Welcoming the strangers among us – Africans in Israel’s Levinsky Park
6 October 2017
In 2012, while visiting her daughter in Tel Aviv, Beth Kruvant happened upon a controversial spot. Levinsky Park had become a meeting place and sometimes a makeshift home for up to 65,000 people who fled through Egypt from trouble spots in Africa — Darfur, South Sudan, Congo, and Eritrea — the same locale where Jews from Germany, Eastern Europe, Russia, and Arab counties had congregated decades before.
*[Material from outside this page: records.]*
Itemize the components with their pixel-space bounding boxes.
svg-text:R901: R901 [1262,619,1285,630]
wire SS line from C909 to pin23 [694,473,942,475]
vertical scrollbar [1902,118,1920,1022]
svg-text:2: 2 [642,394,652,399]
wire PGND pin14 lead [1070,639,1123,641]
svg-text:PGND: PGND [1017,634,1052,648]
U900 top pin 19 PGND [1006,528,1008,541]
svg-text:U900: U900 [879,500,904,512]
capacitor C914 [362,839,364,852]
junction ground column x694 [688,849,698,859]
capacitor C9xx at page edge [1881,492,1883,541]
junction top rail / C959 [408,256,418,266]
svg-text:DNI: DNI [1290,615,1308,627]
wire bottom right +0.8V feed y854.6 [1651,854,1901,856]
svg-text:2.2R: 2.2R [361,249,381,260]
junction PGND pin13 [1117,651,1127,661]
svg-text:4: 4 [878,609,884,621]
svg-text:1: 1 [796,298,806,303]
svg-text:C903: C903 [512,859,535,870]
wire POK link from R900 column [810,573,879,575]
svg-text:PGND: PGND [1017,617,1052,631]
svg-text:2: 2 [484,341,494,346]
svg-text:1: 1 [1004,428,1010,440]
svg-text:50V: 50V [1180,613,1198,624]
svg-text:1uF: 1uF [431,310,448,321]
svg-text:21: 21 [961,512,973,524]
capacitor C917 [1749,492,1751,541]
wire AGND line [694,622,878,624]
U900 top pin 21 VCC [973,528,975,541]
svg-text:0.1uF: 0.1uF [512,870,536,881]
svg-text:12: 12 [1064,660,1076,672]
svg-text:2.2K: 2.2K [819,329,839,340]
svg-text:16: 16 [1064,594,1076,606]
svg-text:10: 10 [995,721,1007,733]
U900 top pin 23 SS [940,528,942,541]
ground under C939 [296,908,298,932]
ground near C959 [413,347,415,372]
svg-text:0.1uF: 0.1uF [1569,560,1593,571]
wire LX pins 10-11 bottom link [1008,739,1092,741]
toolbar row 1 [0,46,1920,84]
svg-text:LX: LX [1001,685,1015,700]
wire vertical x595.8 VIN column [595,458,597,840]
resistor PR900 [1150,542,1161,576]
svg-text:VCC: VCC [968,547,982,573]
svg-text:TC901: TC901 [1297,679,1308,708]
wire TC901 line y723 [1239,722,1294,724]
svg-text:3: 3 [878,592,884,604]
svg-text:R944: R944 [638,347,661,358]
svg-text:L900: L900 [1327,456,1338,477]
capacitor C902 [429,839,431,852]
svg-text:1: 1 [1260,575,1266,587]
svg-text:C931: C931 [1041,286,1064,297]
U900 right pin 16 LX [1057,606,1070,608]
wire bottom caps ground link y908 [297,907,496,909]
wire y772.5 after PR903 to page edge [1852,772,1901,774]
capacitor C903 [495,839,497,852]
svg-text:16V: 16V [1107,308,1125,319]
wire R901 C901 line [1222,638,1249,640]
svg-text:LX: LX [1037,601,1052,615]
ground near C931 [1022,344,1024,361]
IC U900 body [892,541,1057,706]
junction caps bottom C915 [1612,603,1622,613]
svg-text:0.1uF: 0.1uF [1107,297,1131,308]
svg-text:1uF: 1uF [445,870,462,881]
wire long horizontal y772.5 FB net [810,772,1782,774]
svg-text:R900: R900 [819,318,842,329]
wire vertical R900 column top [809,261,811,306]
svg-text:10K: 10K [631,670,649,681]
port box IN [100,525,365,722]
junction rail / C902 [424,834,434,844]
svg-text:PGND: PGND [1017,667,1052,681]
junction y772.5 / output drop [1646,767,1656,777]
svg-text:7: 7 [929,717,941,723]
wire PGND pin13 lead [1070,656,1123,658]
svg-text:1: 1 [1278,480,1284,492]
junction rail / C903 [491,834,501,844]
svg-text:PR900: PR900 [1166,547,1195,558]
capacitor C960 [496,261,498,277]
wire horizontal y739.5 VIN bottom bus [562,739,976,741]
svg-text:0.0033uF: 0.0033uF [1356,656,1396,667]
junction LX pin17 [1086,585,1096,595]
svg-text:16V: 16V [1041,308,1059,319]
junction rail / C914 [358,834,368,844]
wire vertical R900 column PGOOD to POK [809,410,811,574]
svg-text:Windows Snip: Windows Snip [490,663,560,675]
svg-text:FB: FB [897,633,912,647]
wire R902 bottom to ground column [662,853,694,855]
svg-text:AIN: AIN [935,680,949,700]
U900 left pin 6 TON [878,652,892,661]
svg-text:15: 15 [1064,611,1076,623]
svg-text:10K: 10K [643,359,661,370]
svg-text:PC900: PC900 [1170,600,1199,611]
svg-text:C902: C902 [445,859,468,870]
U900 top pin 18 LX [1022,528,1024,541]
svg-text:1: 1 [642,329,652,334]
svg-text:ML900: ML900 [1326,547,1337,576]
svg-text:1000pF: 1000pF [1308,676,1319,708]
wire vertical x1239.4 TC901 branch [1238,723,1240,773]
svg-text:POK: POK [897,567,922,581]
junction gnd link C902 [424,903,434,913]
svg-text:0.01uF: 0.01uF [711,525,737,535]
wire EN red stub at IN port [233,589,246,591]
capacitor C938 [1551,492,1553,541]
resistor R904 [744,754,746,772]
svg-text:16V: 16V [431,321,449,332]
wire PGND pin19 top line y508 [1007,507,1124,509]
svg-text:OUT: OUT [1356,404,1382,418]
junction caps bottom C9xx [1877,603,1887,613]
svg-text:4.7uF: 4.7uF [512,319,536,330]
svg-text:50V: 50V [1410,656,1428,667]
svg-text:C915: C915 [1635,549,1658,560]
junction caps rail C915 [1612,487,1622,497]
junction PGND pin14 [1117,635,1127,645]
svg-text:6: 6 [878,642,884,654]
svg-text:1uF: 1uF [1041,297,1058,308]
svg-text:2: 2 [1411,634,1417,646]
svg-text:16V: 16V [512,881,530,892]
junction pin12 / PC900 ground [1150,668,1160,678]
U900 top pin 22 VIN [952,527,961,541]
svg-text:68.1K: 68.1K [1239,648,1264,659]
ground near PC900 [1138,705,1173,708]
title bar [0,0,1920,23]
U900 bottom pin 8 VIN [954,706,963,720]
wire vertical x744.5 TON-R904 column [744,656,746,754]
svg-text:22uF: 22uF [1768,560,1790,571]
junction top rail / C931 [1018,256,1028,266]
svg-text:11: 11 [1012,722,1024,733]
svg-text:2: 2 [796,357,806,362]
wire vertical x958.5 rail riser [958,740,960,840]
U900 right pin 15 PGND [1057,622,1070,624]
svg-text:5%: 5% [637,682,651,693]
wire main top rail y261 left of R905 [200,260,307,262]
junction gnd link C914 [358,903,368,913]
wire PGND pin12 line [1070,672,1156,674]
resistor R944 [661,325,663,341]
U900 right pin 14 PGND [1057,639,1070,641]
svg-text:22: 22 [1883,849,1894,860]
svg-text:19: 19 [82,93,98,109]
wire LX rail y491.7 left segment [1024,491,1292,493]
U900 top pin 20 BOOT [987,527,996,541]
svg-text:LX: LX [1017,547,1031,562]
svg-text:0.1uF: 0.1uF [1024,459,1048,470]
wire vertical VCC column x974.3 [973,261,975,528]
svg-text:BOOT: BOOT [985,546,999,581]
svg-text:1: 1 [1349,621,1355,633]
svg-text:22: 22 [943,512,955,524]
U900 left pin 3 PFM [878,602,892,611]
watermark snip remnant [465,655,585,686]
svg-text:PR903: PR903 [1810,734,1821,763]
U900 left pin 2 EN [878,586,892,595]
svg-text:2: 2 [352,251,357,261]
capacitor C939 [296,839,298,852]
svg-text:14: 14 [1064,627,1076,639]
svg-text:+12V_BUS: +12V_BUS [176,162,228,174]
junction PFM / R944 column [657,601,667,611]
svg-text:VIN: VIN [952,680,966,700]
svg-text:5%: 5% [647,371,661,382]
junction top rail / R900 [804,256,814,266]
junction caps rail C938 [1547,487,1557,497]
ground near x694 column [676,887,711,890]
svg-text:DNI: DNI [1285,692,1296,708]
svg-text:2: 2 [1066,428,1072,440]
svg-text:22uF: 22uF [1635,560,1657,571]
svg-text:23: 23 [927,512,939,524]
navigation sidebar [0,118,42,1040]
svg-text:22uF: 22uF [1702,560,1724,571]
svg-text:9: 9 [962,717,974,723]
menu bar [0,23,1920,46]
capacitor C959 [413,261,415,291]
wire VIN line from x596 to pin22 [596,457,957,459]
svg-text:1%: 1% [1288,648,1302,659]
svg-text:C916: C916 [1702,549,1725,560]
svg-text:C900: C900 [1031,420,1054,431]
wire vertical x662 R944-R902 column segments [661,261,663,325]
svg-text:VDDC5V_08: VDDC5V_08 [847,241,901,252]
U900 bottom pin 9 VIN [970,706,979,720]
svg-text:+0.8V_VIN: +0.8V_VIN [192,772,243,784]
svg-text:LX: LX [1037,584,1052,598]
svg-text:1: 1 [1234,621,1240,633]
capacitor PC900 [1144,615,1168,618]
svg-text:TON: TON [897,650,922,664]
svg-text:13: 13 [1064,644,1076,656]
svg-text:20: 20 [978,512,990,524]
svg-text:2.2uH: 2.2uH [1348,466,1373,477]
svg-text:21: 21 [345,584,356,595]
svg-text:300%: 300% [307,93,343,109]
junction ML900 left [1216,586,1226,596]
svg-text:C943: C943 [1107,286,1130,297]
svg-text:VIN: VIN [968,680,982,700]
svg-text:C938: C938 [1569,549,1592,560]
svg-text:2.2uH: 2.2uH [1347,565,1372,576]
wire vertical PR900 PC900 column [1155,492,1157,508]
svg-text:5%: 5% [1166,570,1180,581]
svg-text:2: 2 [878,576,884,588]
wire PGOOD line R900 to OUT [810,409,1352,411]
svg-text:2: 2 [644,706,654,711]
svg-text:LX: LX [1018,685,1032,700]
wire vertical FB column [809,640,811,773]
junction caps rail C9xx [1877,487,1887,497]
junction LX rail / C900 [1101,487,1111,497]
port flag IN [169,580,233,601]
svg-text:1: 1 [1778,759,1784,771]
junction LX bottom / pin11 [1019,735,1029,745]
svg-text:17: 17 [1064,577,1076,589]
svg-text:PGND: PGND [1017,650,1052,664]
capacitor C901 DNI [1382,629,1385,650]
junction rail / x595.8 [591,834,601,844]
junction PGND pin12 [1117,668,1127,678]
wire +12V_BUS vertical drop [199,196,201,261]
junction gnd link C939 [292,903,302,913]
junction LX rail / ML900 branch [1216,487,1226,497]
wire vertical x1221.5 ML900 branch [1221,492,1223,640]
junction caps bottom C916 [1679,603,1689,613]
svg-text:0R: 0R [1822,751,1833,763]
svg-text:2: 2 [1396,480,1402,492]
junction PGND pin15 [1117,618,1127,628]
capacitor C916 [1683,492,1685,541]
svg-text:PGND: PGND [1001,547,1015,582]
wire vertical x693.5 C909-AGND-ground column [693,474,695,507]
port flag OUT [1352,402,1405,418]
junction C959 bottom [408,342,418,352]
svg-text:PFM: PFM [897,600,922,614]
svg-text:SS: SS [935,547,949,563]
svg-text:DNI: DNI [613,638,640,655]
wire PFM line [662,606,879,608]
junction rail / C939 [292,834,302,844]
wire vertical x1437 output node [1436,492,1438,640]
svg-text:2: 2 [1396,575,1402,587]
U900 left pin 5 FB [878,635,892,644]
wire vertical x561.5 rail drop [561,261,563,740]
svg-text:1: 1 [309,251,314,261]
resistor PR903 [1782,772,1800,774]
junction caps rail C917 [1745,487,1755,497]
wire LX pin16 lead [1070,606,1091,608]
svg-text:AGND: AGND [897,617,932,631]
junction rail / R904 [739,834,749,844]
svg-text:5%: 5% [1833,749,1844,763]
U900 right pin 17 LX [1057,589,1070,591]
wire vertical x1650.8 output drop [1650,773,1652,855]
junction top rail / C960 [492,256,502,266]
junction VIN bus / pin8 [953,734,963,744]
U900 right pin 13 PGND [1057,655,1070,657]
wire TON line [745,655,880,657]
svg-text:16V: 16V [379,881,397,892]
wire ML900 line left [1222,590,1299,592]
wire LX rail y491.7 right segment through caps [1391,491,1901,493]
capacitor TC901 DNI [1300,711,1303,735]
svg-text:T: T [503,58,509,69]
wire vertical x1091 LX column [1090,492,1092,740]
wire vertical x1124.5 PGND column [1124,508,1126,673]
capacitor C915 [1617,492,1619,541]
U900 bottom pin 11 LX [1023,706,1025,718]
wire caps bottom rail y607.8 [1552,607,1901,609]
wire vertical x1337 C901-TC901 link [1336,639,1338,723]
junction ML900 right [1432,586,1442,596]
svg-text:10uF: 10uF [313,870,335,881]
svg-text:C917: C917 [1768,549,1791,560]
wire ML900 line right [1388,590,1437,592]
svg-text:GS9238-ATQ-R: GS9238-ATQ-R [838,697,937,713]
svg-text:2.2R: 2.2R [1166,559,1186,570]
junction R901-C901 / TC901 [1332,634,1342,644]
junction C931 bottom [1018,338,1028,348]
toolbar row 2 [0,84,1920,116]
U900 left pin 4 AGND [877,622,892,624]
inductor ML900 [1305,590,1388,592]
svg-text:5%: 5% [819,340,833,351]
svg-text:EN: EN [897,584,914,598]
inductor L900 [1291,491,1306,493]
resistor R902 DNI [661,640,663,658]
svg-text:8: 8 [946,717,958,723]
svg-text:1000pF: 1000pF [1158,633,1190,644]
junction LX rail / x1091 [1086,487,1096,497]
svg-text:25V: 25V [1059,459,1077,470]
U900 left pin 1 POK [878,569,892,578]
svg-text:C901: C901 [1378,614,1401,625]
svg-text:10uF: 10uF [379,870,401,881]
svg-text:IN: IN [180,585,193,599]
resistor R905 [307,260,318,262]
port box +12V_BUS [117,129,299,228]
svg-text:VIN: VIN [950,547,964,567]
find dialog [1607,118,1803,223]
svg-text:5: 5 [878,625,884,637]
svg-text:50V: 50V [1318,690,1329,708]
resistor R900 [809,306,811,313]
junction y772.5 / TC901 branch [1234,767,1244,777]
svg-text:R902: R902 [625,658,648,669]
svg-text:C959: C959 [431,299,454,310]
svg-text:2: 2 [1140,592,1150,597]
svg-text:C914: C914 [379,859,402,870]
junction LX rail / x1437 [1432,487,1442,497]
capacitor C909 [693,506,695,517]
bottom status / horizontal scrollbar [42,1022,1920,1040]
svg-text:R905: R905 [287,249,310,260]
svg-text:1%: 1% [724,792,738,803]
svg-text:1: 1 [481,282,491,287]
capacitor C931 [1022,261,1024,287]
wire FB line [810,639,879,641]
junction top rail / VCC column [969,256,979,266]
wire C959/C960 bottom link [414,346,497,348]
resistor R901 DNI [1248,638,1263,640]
Kruvant’s daughter, Dara, who had been working in a refugee health clinic and studying for a master’s degree in crisis and trauma at Tel Aviv University, had told her mother about the migrants whose lives revolved around the park in the southern end of the city. Upon seeing it for herself — the current population of Africans in Israel is now estimated to be around 45,000, according to Kruvant — Beth decided their stories needed to be told, and that a documentary would be the most effective vehicle.
So, between 2012 and 2016, she spent two weeks each year recording their experiences in Levinsky Park and beyond, and interspersed their words with the highly vocal supporters and detractors of Israelis in their midst. The film, which won the 2017 Best Documentary Award at the New Jersey International Film Festival in June, was produced by Good Footage Productions, based in South Orange, and was edited by Montclair resident Cindy Kaplan Rooney.